Je me demande aussi si, d’une session à la suivante, on ne change pas d’un coup trop de paramètres du protocole : à la fois la nature de la production du son, et l’aspect tactile[2]. Le fait que les deux sessions soient si rapprochées dans le temps, et que la mémoire immédiate de la première soit donc directement sollicitée au cours de la seconde, ne brouille-t-il pas aussi le ressenti du moment ? On sait en effet combien la répétition de l’écoute d’une pièce peut aider à mieux en apprécier la richesse et les beautés… Une expérience intéressante, donc, et pas seulement pour les artistes-scientifiques à l’œuvre, mais aussi pour le cobaye éphémère que j’ai été.

Jérémie Szpirglas

[1] Blakemore, Sarah-Jayne, et al. “Why can't you tickle yourself?”. Neuroreport, 2000, vol. 11, no 11, p. R11-R16.

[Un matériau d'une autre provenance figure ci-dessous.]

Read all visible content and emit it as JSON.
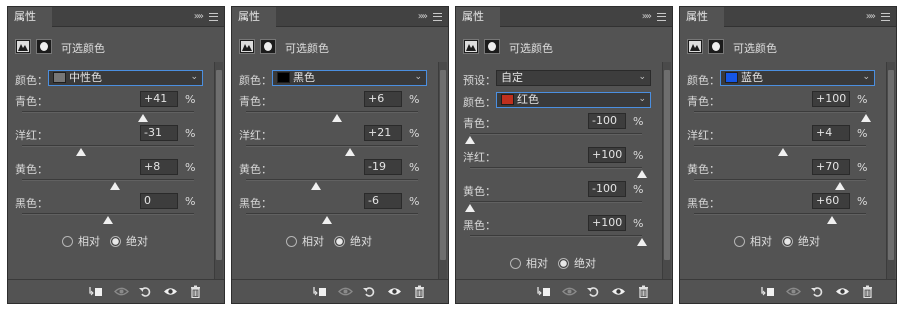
{
  "panels": [
    {
      "tab_label": "属性",
      "adjustment_title": "可选颜色",
      "preset_label": "",
      "preset_value": "",
      "colors_label": "颜色：",
      "colors_value": "中性色",
      "colors_swatch": "#777777",
      "sliders": [
        {
          "label": "青色：",
          "value": "+41",
          "pct": "%",
          "level": 41
        },
        {
          "label": "洋红：",
          "value": "-31",
          "pct": "%",
          "level": -31
        },
        {
          "label": "黄色：",
          "value": "+8",
          "pct": "%",
          "level": 8
        },
        {
          "label": "黑色：",
          "value": "0",
          "pct": "%",
          "level": 0
        }
      ],
      "method_relative": "相对",
      "method_absolute": "绝对",
      "method_selected": "absolute"
    },
    {
      "tab_label": "属性",
      "adjustment_title": "可选颜色",
      "preset_label": "",
      "preset_value": "",
      "colors_label": "颜色：",
      "colors_value": "黑色",
      "colors_swatch": "#000000",
      "sliders": [
        {
          "label": "青色：",
          "value": "+6",
          "pct": "%",
          "level": 6
        },
        {
          "label": "洋红：",
          "value": "+21",
          "pct": "%",
          "level": 21
        },
        {
          "label": "黄色：",
          "value": "-19",
          "pct": "%",
          "level": -19
        },
        {
          "label": "黑色：",
          "value": "-6",
          "pct": "%",
          "level": -6
        }
      ],
      "method_relative": "相对",
      "method_absolute": "绝对",
      "method_selected": "absolute"
    },
    {
      "tab_label": "属性",
      "adjustment_title": "可选颜色",
      "preset_label": "预设：",
      "preset_value": "自定",
      "colors_label": "颜色：",
      "colors_value": "红色",
      "colors_swatch": "#c0301e",
      "sliders": [
        {
          "label": "青色：",
          "value": "-100",
          "pct": "%",
          "level": -100
        },
        {
          "label": "洋红：",
          "value": "+100",
          "pct": "%",
          "level": 100
        },
        {
          "label": "黄色：",
          "value": "-100",
          "pct": "%",
          "level": -100
        },
        {
          "label": "黑色：",
          "value": "+100",
          "pct": "%",
          "level": 100
        }
      ],
      "method_relative": "相对",
      "method_absolute": "绝对",
      "method_selected": "absolute"
    },
    {
      "tab_label": "属性",
      "adjustment_title": "可选颜色",
      "preset_label": "",
      "preset_value": "",
      "colors_label": "颜色：",
      "colors_value": "蓝色",
      "colors_swatch": "#1556e6",
      "sliders": [
        {
          "label": "青色：",
          "value": "+100",
          "pct": "%",
          "level": 100
        },
        {
          "label": "洋红：",
          "value": "+4",
          "pct": "%",
          "level": 4
        },
        {
          "label": "黄色：",
          "value": "+70",
          "pct": "%",
          "level": 70
        },
        {
          "label": "黑色：",
          "value": "+60",
          "pct": "%",
          "level": 60
        }
      ],
      "method_relative": "相对",
      "method_absolute": "绝对",
      "method_selected": "absolute"
    }
  ],
  "icons": {
    "mask": "mask-thumbnail-icon",
    "adjustment": "adjustment-layer-icon",
    "clip": "clip-to-layer-icon",
    "view_previous": "view-previous-state-icon",
    "reset": "reset-icon",
    "visibility": "eye-icon",
    "delete": "trash-icon"
  }
}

Harris, Christine R., et Christenfeld, Nicholas. “Can a machine tickle?”. Psychonomic bulletin & review, 1999, vol. 6, p. 504-510.
[2] Vincent Isnard et Laurent Corvalán Gallegos me préciseront a posteriori que l’ordre de passage des conditions expérimentales variait selon les groupes. La moitié des groupes de participant.e.s commençaient par l’auditif seul, l’autre moitié par l'audio-tactile : « Nous nous attendions effectivement à ce type d’effet d’habituation qu’on doit contrôler, et cela fait partie de ce que nous sommes en train d'analyser à partir des données récoltées. C'est un procédé expérimental standard pour pouvoir tester différentes conditions (de même qu'on a comparé des « naïfs » et des « experts ») ».